Judgment, Supreme Court, New York County (John Bradley, J.), rendered November 8, 2000, convicting defendant, after a jury trial, of robbery in the third degree and grand larceny in the fourth degree, and sentencing him, as a second felony offender, to concurrent terms of 2 to 4 years and 1½ to 3 years, respectively, unanimously affirmed.
Susan Gliner, for Respondent.
Lisa Lewis, for Defendant-appellant.
MAZZARELLI, J.P., ANDRIAS, SAXE, SULLIVAN, ROSENBERGER, JJ.
The court properly admitted a tape recording of a 911 call by the victim's sister as both a present sense impression and an excited utterance. Contrary to defendant's argument, the record establishes that the victim's sister personally observed the events she reported. Although she did not see defendant stealing the victim's wallet, which occurred inside a store, she testified that she saw part of the wallet sticking out from defendant's pants pocket and observed the victim following defendant out of the store begging for defendant to return it to her. In addition to being based upon first-hand observation of the events, the 911 call satisfied all the remaining requirements for admission under the present sense impression and excited utterance exceptions to the hearsay rule, and there was no violation of defendant's right of confrontation (see People v. Buie, 86 N.Y.2d 501; People v. Caviness, 38 N.Y.2d 227, 230-231; see also United States v. Jones, 299 F.3d 103, 113-114).

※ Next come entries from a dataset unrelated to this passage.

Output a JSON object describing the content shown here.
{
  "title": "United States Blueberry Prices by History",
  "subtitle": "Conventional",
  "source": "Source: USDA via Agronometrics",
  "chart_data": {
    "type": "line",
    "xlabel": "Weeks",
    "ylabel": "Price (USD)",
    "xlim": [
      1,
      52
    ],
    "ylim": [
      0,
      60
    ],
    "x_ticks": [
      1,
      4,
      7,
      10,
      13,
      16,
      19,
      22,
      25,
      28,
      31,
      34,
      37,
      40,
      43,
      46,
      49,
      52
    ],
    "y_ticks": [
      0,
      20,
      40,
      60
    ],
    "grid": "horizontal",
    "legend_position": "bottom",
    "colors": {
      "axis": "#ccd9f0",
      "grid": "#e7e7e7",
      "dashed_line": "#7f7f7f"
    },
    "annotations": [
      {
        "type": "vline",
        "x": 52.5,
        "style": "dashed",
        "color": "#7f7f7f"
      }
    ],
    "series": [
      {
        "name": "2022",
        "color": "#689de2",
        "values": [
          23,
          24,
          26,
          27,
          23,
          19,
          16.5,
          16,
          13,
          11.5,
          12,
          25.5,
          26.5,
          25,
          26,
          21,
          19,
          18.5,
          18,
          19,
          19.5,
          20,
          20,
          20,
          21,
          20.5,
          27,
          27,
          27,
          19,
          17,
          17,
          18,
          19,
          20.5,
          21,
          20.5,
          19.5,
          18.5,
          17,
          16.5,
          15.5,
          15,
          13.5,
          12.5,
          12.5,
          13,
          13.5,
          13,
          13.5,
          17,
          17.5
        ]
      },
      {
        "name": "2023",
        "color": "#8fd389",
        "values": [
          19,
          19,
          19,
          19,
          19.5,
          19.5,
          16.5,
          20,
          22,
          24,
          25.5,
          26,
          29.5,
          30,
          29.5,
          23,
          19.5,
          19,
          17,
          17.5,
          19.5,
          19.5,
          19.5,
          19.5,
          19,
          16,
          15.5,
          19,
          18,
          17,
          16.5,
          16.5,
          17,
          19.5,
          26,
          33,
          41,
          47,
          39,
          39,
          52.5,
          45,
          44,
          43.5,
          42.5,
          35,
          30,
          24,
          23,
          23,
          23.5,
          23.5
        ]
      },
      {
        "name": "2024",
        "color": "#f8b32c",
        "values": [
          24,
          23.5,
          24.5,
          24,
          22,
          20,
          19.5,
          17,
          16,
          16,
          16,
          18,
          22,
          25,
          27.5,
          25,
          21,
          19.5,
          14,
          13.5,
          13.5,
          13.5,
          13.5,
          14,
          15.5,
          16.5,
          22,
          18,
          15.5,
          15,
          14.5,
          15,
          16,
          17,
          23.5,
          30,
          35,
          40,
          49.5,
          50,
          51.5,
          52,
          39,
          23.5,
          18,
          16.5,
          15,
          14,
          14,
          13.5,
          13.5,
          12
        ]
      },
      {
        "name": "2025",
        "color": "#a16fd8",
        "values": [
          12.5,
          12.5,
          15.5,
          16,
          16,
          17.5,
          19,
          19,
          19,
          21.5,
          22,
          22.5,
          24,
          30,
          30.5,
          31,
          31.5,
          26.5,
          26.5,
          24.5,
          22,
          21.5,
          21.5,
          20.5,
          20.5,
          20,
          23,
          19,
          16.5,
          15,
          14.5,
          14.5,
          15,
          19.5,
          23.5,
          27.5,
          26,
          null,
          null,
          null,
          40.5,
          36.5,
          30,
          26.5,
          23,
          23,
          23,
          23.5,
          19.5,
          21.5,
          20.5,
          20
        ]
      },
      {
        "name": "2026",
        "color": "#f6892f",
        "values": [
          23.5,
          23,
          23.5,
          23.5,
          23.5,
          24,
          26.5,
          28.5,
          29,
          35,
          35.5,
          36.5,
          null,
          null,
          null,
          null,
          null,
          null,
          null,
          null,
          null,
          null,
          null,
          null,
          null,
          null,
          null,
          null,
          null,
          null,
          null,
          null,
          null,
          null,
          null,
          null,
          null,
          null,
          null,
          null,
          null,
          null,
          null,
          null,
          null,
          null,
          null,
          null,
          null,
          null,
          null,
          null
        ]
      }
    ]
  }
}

The court properly declined to charge the lesser included offense of petit larceny since there was no reasonable view of the evidence to support that charge (People v. Scarborough, 49 N.Y.2d 364).
Given the direct contradiction between defendant's testimony and that of the People's witnesses, the prosecutor's cross-examination of defendant concerning the nature of that contradiction was permissible (People v. Overlee, 236 A.D.2d 133, 139, lv denied 91 N.Y.2d 976).
There was a sufficient foundation for the prosecutor's cross-examination of defendant and summation comments concerning the absence of a potential defense witness, and there was no shifting of the burden of proof (see People v. Tankleff, 84 N.Y.2d 992, 994-995).
Defendant's remaining contentions are unpreserved and we decline to review them in the interest of justice. Were we to review these claims, we would reject them.
THIS CONSTITUTES THE DECISION AND ORDER OF THE SUPREME COURT, APPELLATE DIVISION, FIRST DEPARTMENT.